GUTIERREZ MENOYO: Look, I have lost sight in an eye and hearing in an ear -- the result of a beating. But what I'm saying is this -- when Cuba is liberated, are we going to collect payment for an eye and an ear, or are we going to reconstruct the country? If we dedicate ourselves to collecting payments, Marcia, it won't be a question of collecting three or four in Cuba. There are thousands and thousands. There are more than three decades of suffering, hatred, killing, and torture. When will we stop it? When will we say, 'Enough?'

MORGADO: I believe we will say, 'Enough,' when Cuba is free, when there is a system in which it can be said that this person...suffered at the hands of that person -- beatings, electroshocks, shooting at balseros trying to leave, et cetera -- and that these crimes carry a sentence of five years or fifteen or whatever.

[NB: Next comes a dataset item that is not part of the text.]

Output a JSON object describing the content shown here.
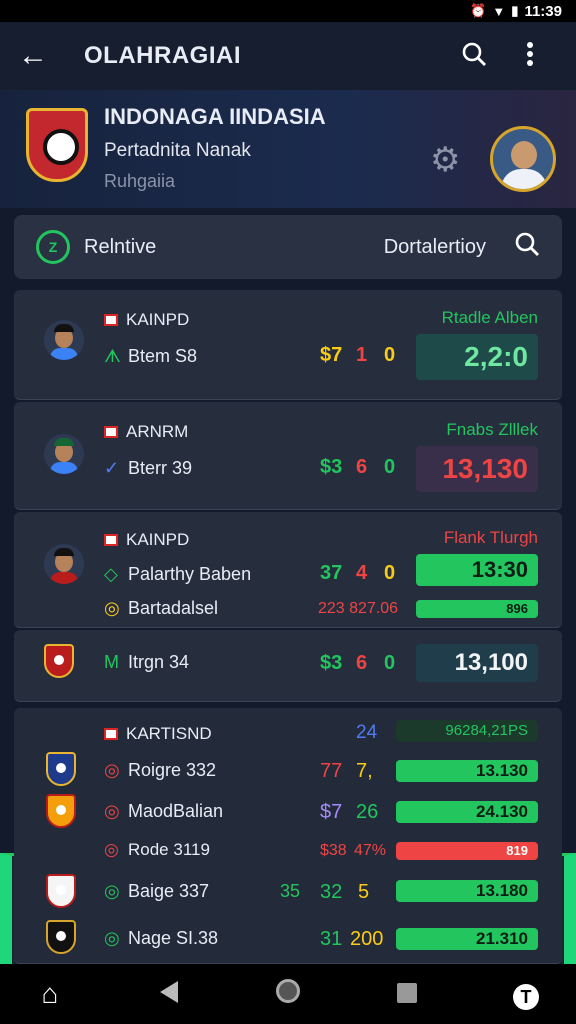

GUTIERREZ MENOYO: Marcia, Marcia. Then we will have to incarcerate thousands and thousands of people.

MORGADO: If it's necessary.
GUTIERREZ MENOYO: No. In the Cuba we want, it will be a lot better to avoid full jails.

Such give-and-take encounters represent just a fraction of Gutierrez Menoyo's daily work. But as dedicated as he is to his cause, he confesses that he also yearns for privacy. His first wife and his daughter now live in Puerto Rico. Gutierrez Menoyo remarried shortly after moving to Miami. He and his wife, Gladys, their two sons, ages one and three, and Gladys's fifteen-year-old daughter from another marriage live in a comfortable suburban house off Miller Drive near Tropical Park. Gladys manages the couple's two businesses, a glass factory and a small medical-care company for homebound elderly patients, while Gutierrez Menoyo devotes himself to Cambio Cubano. He laments not having more time for his wife and children and he relishes those occasional evenings when he can take a swim with his two boys in the backyard pool. Because he speaks only a few words of English, he takes special pride in his sons' acquisition of the language.

"My sentence [in Cuba] would not have been over until far into the next century. For me, a family life was not in the program," he says. "So in spite of all my preoccupations with the Cuban question, whenever I have a half-hour free, I spend it with my children and my wife. I enjoy it to the fullest."

On this Sunday afternoon, Gladys is out of town with the children at a wedding. "If they were here, I would be doing the same thing as I am now," Gutierrez Menoyo observes, "talking to you about the Cuban issue. There is always the tension of knowing that someone could call for an interview or arrive from Cuba at any time. My work knows no schedule. It takes away part of your privacy, part of the enjoyment of family to which I have a right as much as anybody else."

There is a note of defensiveness in these musings, as if all the suffering, all the years in prison, were not enough to justify a dip in a swimming pool. "I guess what I mean to say is that after so much time -- a life, really -- fighting for Cuba, if I could now put it all aside and dedicate myself to my family, that would be fine with me, but not my conscience." He pauses, allowing the modern home to fall silent for a brief moment. Maybe later, when the interview is over, he'll also be able to quiet the house of conscience. Maybe then he will allow himself to relish a few hours of forgetful solitude while he waits for the return of his wife and his children, one of whom is named after his brother Carlos.